買いの場合、株価はどんなに下落してもマイナスにはならないので、損失は限定されている。「家まで」だ。だが株価の上限は存在しない(1日の値幅制限はあるが)。売りの場合、損失は天文学的な数字になる可能性がある。「命まで」だ。

「買いは家まで」と言っても場合によっては家までではすまない。信用取引では現金だけでなく株式も担保になるが、株価が下落して保証金の価値が証券会社が設定した水準を下回ると保証金の追加(追証)が必要になる。3倍のレバレッジをかけていると命金に手をつけることになるかもしれない。
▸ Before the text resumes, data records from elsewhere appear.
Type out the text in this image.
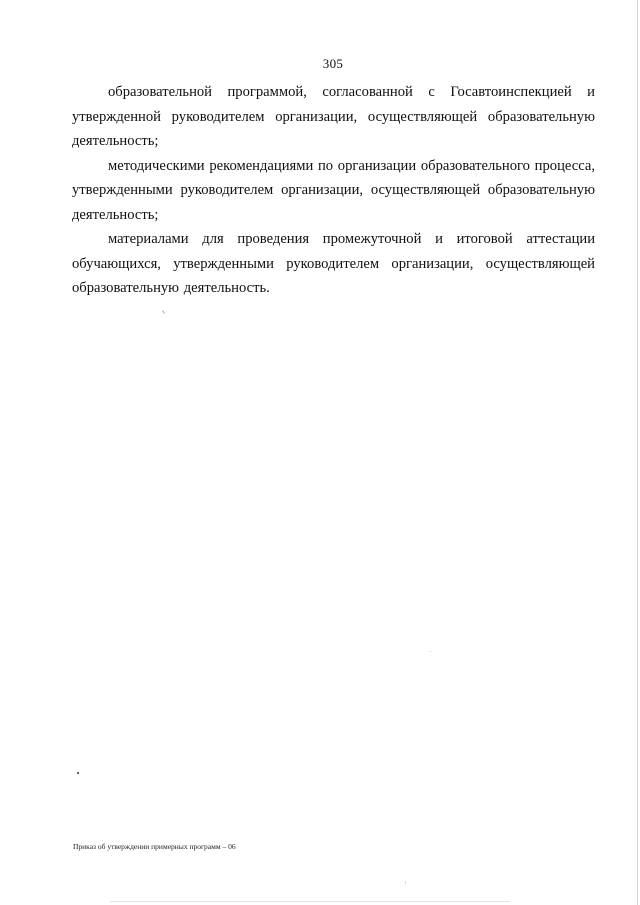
305

образовательной программой, согласованной с Госавтоинспекцией и утвержденной руководителем организации, осуществляющей образовательную деятельность;

методическими рекомендациями по организации образовательного процесса, утвержденными руководителем организации, осуществляющей образовательную деятельность;

материалами для проведения промежуточной и итоговой аттестации обучающихся, утвержденными руководителем организации, осуществляющей образовательную деятельность.

Приказ об утверждении примерных программ – 06
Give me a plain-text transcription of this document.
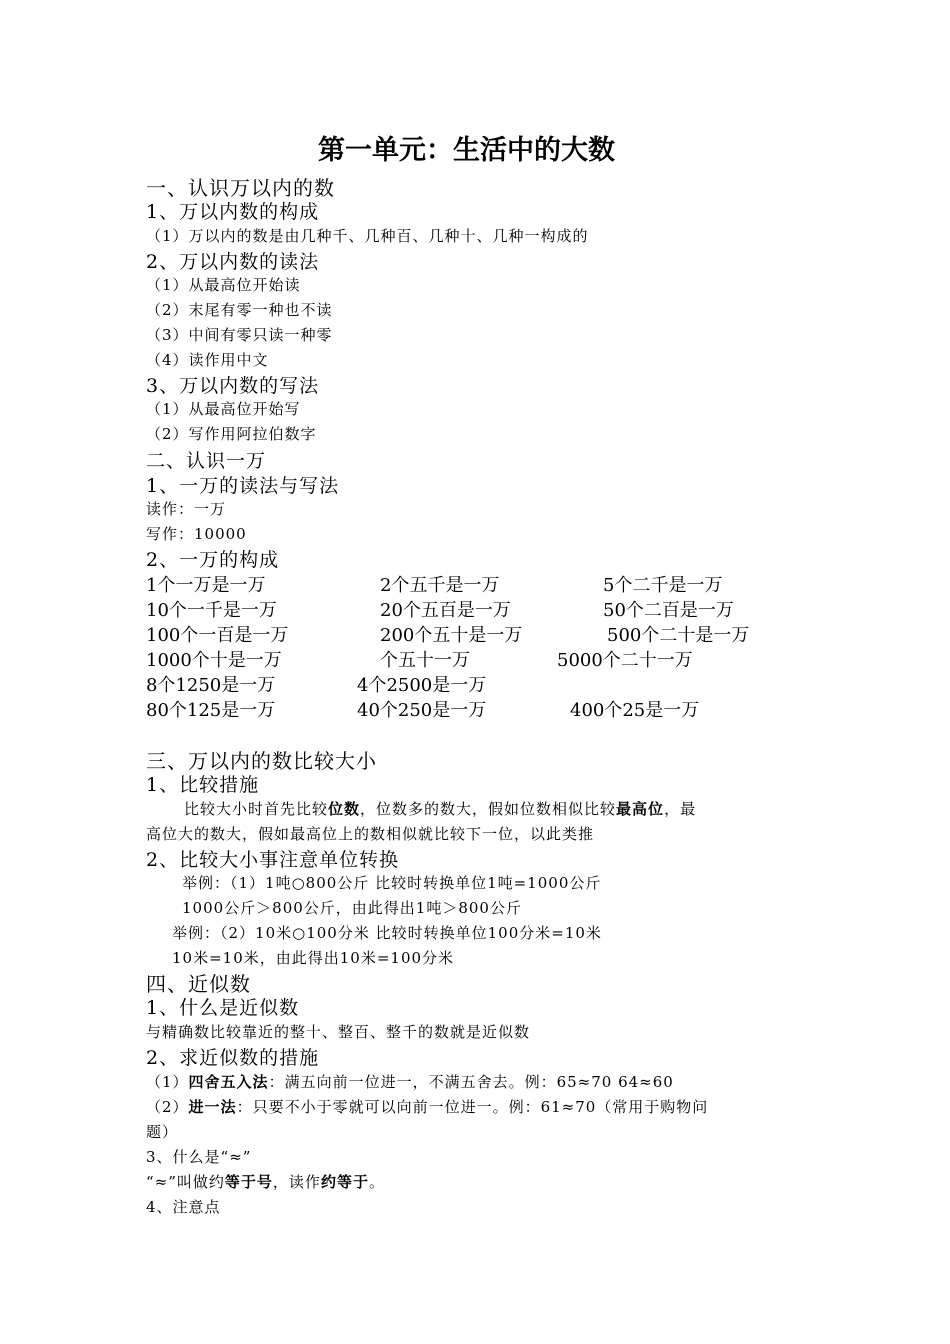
第一单元：生活中的大数
一、认识万以内的数
1、万以内数的构成
（1）万以内的数是由几种千、几种百、几种十、几种一构成的
2、万以内数的读法
（1）从最高位开始读
（2）末尾有零一种也不读
（3）中间有零只读一种零
（4）读作用中文
3、万以内数的写法
（1）从最高位开始写
（2）写作用阿拉伯数字
二、认识一万
1、一万的读法与写法
读作：一万
写作：10000
2、一万的构成
1个一万是一万	2个五千是一万	5个二千是一万
10个一千是一万	20个五百是一万	50个二百是一万
100个一百是一万	200个五十是一万	500个二十是一万
1000个十是一万	个五十一万	5000个二十一万
8个1250是一万	4个2500是一万
80个125是一万	40个250是一万	400个25是一万
三、万以内的数比较大小
1、比较措施
比较大小时首先比较位数，位数多的数大，假如位数相似比较最高位，最
高位大的数大，假如最高位上的数相似就比较下一位，以此类推
2、比较大小事注意单位转换
举例：（1）1吨○800公斤 比较时转换单位1吨=1000公斤
1000公斤＞800公斤，由此得出1吨＞800公斤
举例：（2）10米○100分米 比较时转换单位100分米=10米
10米=10米，由此得出10米=100分米
四、近似数
1、什么是近似数
与精确数比较靠近的整十、整百、整千的数就是近似数
2、求近似数的措施
（1）四舍五入法：满五向前一位进一，不满五舍去。例：65≈70 64≈60
（2）进一法：只要不小于零就可以向前一位进一。例：61≈70（常用于购物问
题）
3、什么是“≈”
“≈”叫做约等于号，读作约等于。
4、注意点
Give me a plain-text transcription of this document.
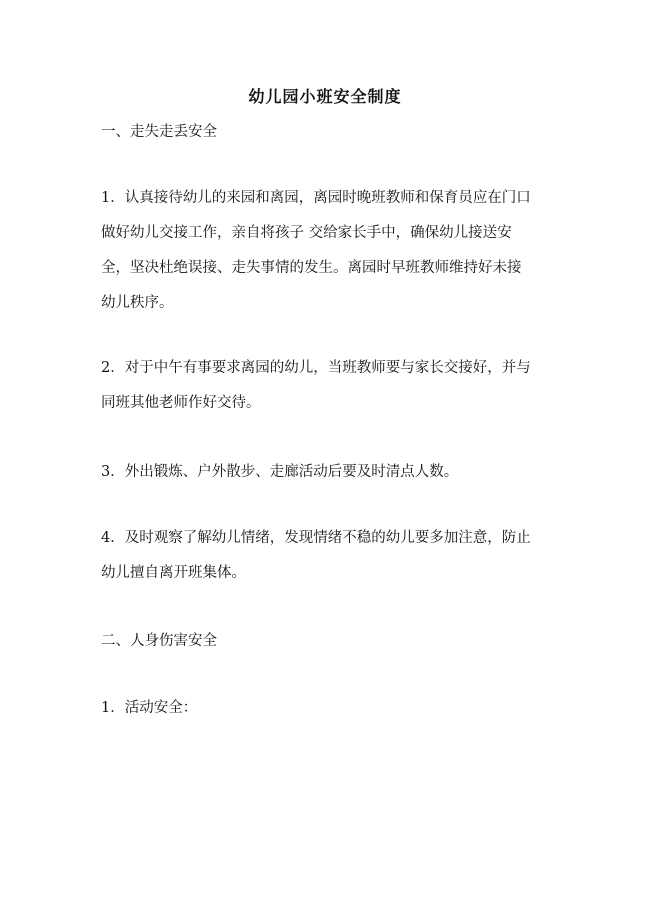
幼儿园小班安全制度

一、走失走丢安全

1．认真接待幼儿的来园和离园，离园时晚班教师和保育员应在门口
做好幼儿交接工作，亲自将孩子 交给家长手中，确保幼儿接送安
全，坚决杜绝误接、走失事情的发生。离园时早班教师维持好未接
幼儿秩序。

2．对于中午有事要求离园的幼儿，当班教师要与家长交接好，并与
同班其他老师作好交待。

3．外出锻炼、户外散步、走廊活动后要及时清点人数。

4．及时观察了解幼儿情绪，发现情绪不稳的幼儿要多加注意，防止
幼儿擅自离开班集体。

二、人身伤害安全

1．活动安全：
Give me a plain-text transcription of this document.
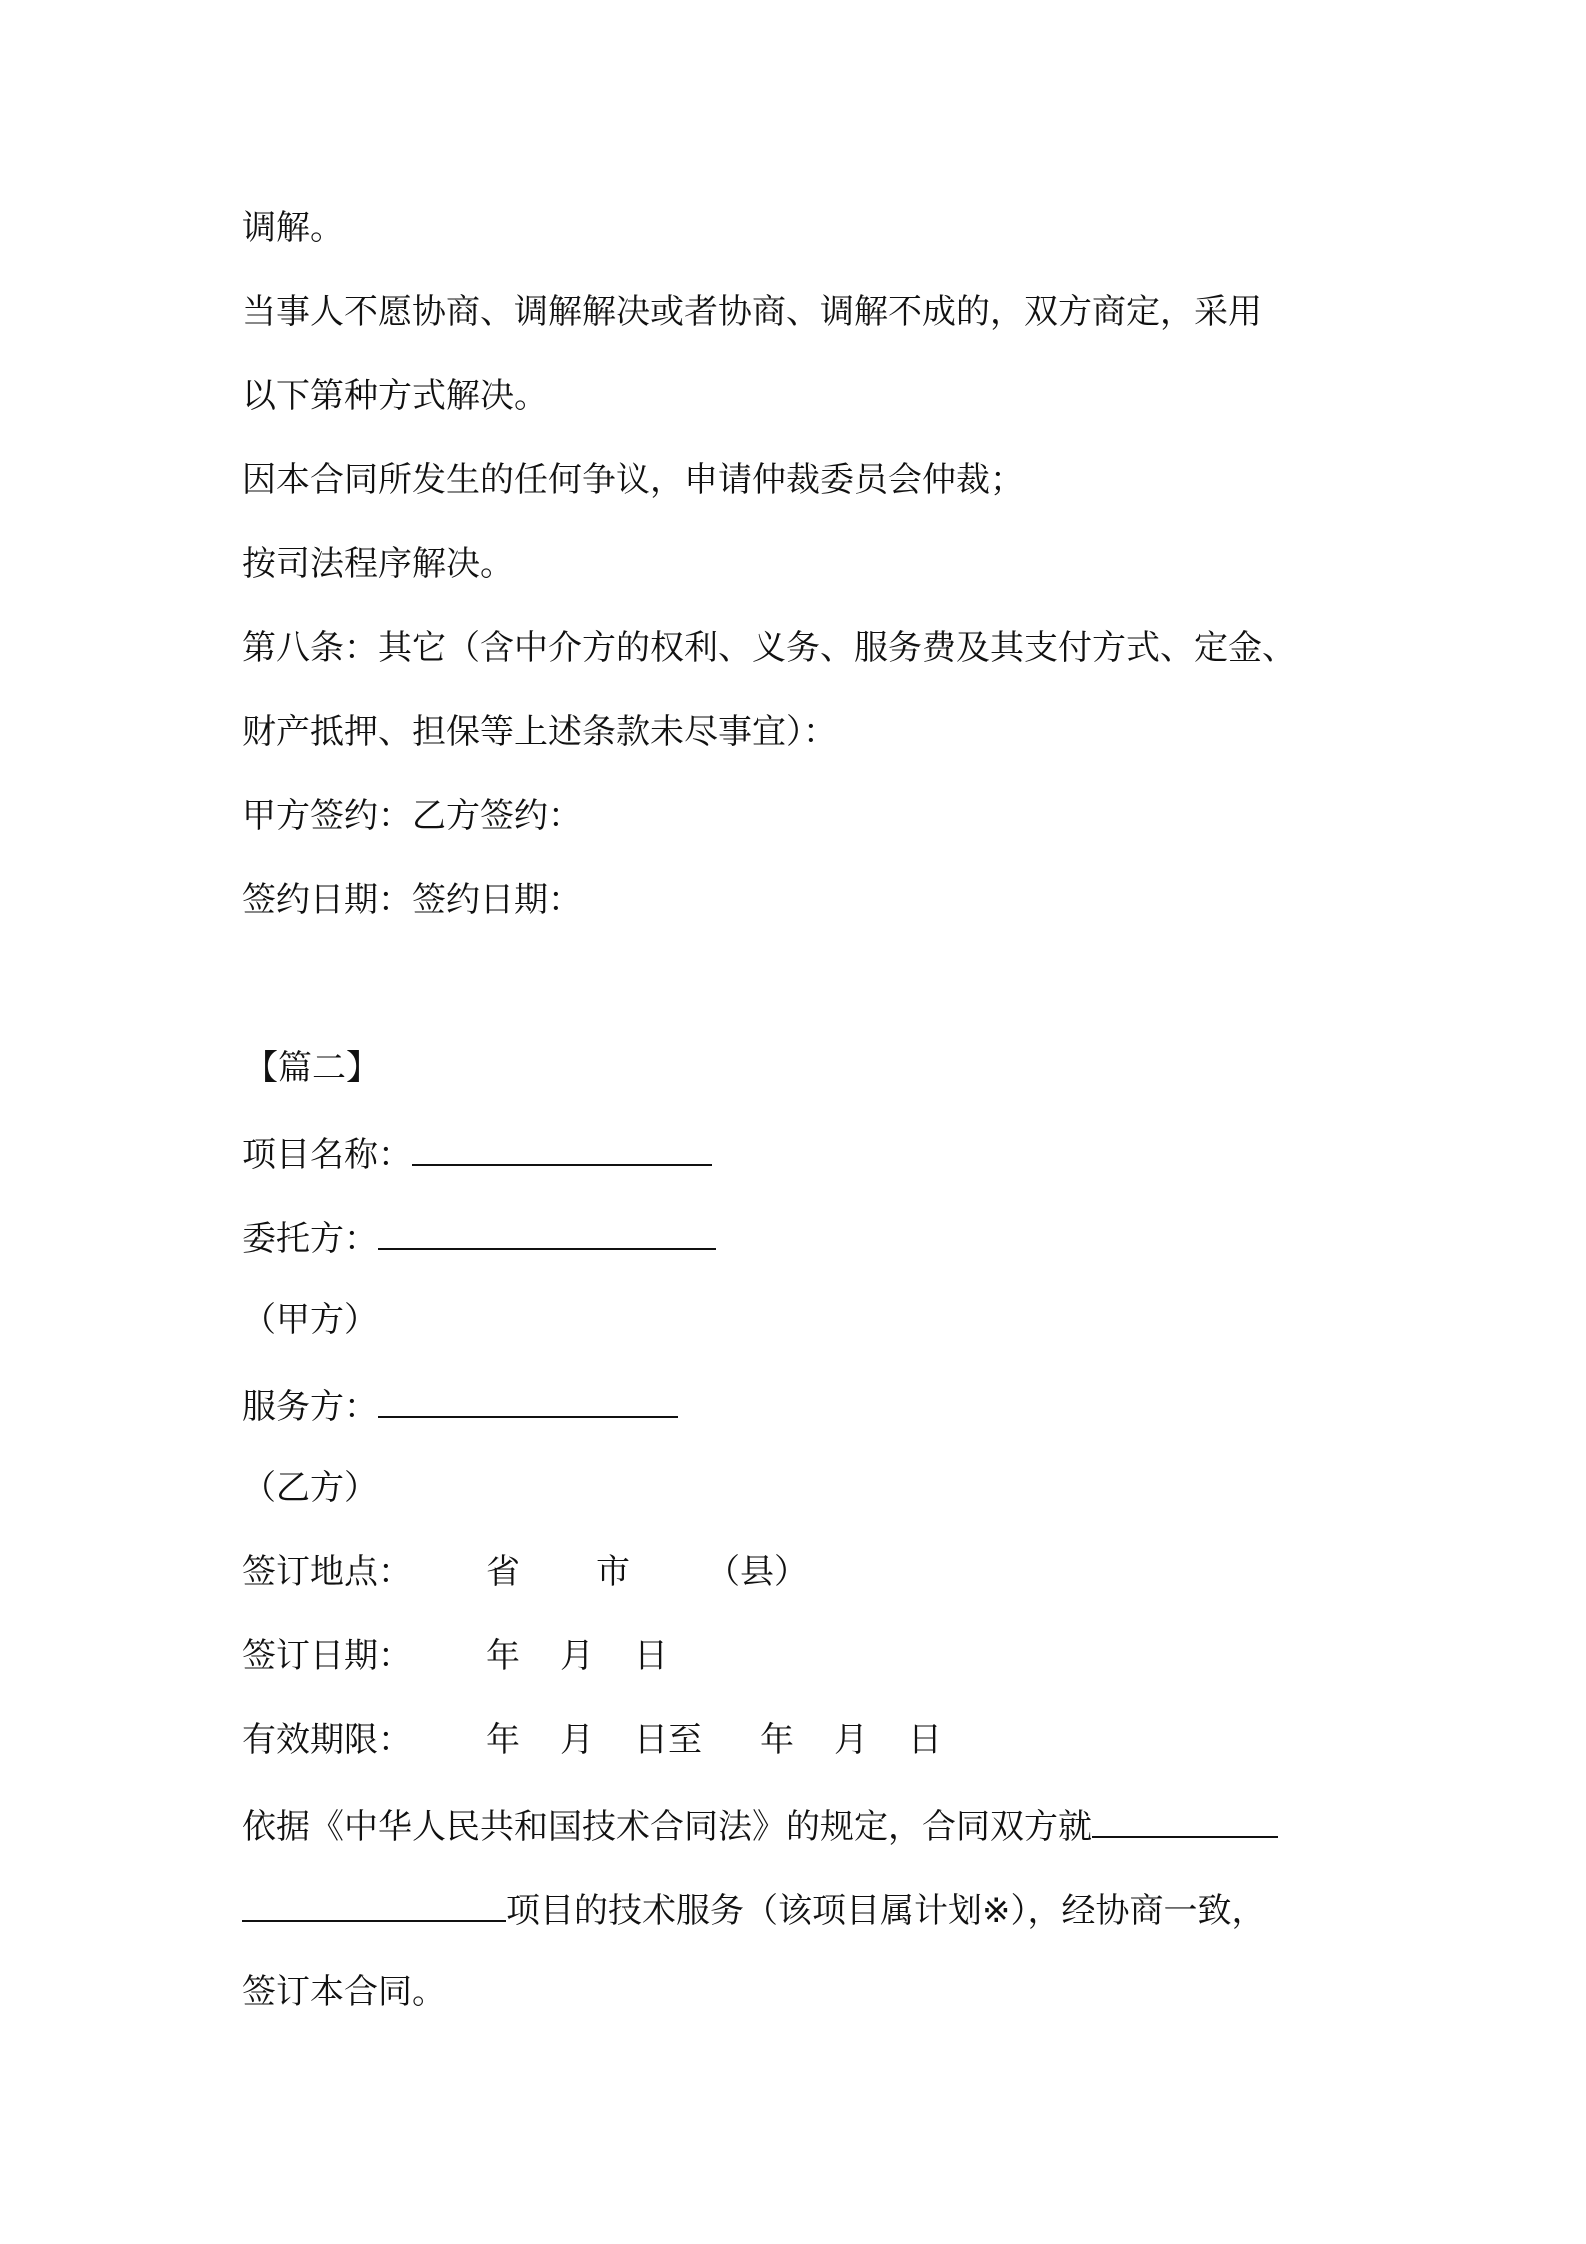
调解。

当事人不愿协商、调解解决或者协商、调解不成的，双方商定，采用

以下第种方式解决。

因本合同所发生的任何争议，申请仲裁委员会仲裁；

按司法程序解决。

第八条：其它（含中介方的权利、义务、服务费及其支付方式、定金、

财产抵押、担保等上述条款未尽事宜）：

甲方签约：乙方签约：

签约日期：签约日期：

【篇二】

项目名称：

委托方：

（甲方）

服务方：

（乙方）

签订地点： 省 市 （县）

签订日期： 年 月 日

有效期限： 年 月 日至 年 月 日

依据《中华人民共和国技术合同法》的规定，合同双方就

项目的技术服务（该项目属计划※），经协商一致，

签订本合同。
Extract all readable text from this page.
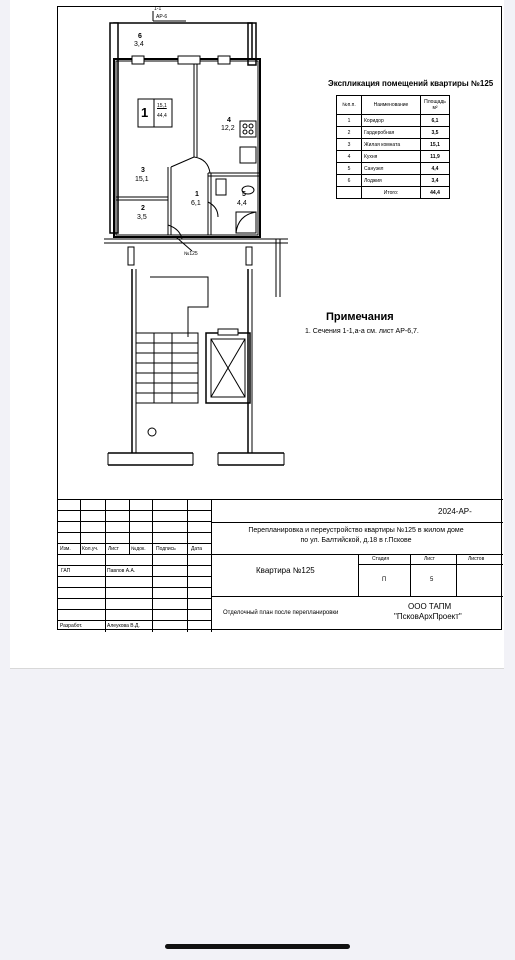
1-1
АР-6
1 15,1
44,4
6
3,4
4
12,2
3
15,1
2
3,5
1
6,1
5
4,4
№125
Экспликация помещений квартиры №125
№п.п.	Наименование	Площадь м²
1	Коридор	6,1
2	Гардеробная	3,5
3	Жилая комната	15,1
4	Кухня	11,9
5	Санузел	4,4
6	Лоджия	3,4
	Итого:	44,4
Примечания
1. Сечения 1-1,а-а см. лист АР-6,7.
Изм. Кол.уч. Лист №док. Подпись	Дата
ГАП	Павлов А.А.
Разработ.	Алеукова В.Д.
2024-АР-
Перепланировка и переустройство квартиры №125 в жилом доме по ул. Балтийской, д.18 в г.Пскове
Квартира №125
Стадия	Лист	Листов
П	5
Отделочный план после перепланировки
ООО ТАПМ
"ПсковАрхПроект"
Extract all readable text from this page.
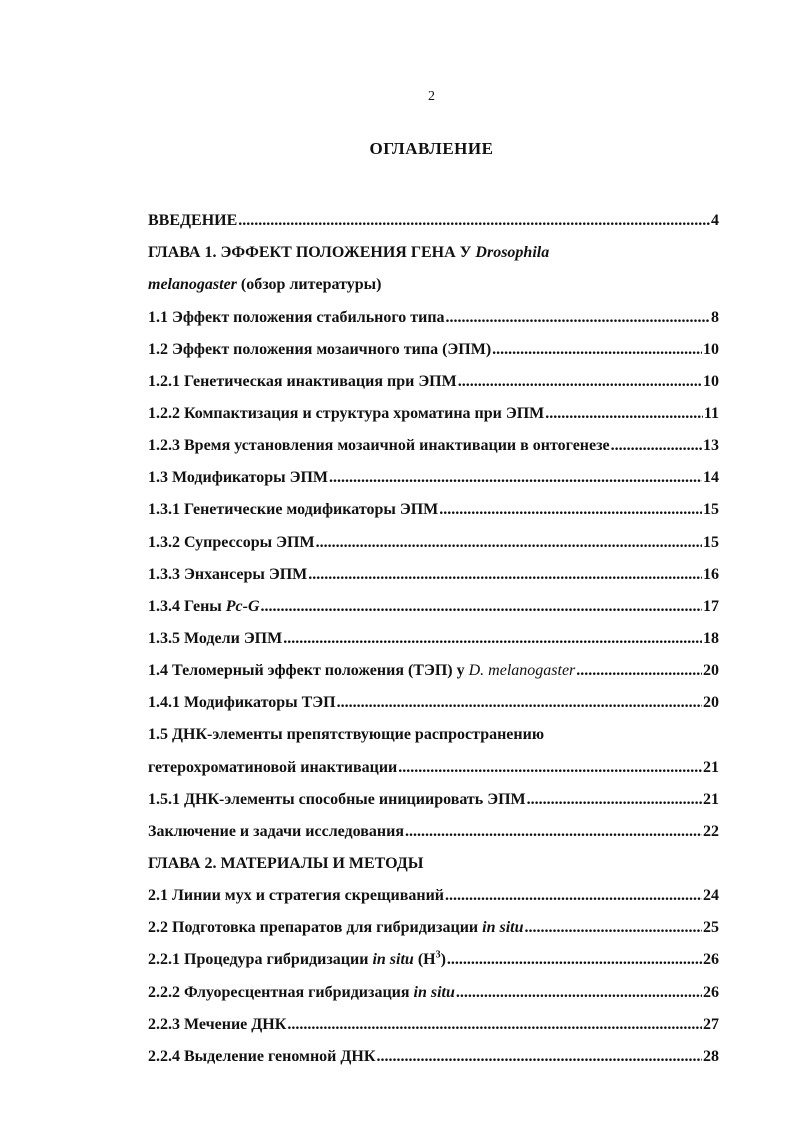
2
ОГЛАВЛЕНИЕ
ВВЕДЕНИЕ .....	4
ГЛАВА 1. ЭФФЕКТ ПОЛОЖЕНИЯ ГЕНА У Drosophila
melanogaster (обзор литературы)
1.1 Эффект положения стабильного типа .....	8
1.2 Эффект положения мозаичного типа (ЭПМ) .....	10
1.2.1 Генетическая инактивация при ЭПМ .....	10
1.2.2 Компактизация и структура хроматина при ЭПМ .....	11
1.2.3 Время установления мозаичной инактивации в онтогенезе .....	13
1.3 Модификаторы ЭПМ .....	14
1.3.1 Генетические модификаторы ЭПМ .....	15
1.3.2 Супрессоры ЭПМ .....	15
1.3.3 Энхансеры ЭПМ .....	16
1.3.4 Гены Pc-G .....	17
1.3.5 Модели ЭПМ .....	18
1.4 Теломерный эффект положения (ТЭП) у D. melanogaster .....	20
1.4.1 Модификаторы ТЭП .....	20
1.5 ДНК-элементы препятствующие распространению
гетерохроматиновой инактивации .....	21
1.5.1 ДНК-элементы способные инициировать ЭПМ .....	21
Заключение и задачи исследования .....	22
ГЛАВА 2. МАТЕРИАЛЫ И МЕТОДЫ
2.1 Линии мух и стратегия скрещиваний .....	24
2.2 Подготовка препаратов для гибридизации in situ .....	25
2.2.1 Процедура гибридизации in situ $(Н^3)$ .....	26
2.2.2 Флуоресцентная гибридизация in situ .....	26
2.2.3 Мечение ДНК .....	27
2.2.4 Выделение геномной ДНК .....	28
野村ホールディングスの巨額損失の件だが、「アルケゴスは高レバレッジで知られ、8倍程度のレバレッジをかけていたと推測される」、「保有株下落の損失補填のため200億ドル規模の株を投げ売り」したらしい。

プライムブローカーは単純な信用取引とは話が別なのかもしれないが、それにしても8倍はあかんやろ。

命までということはないだろうとは思うけど、ちょっと気になる。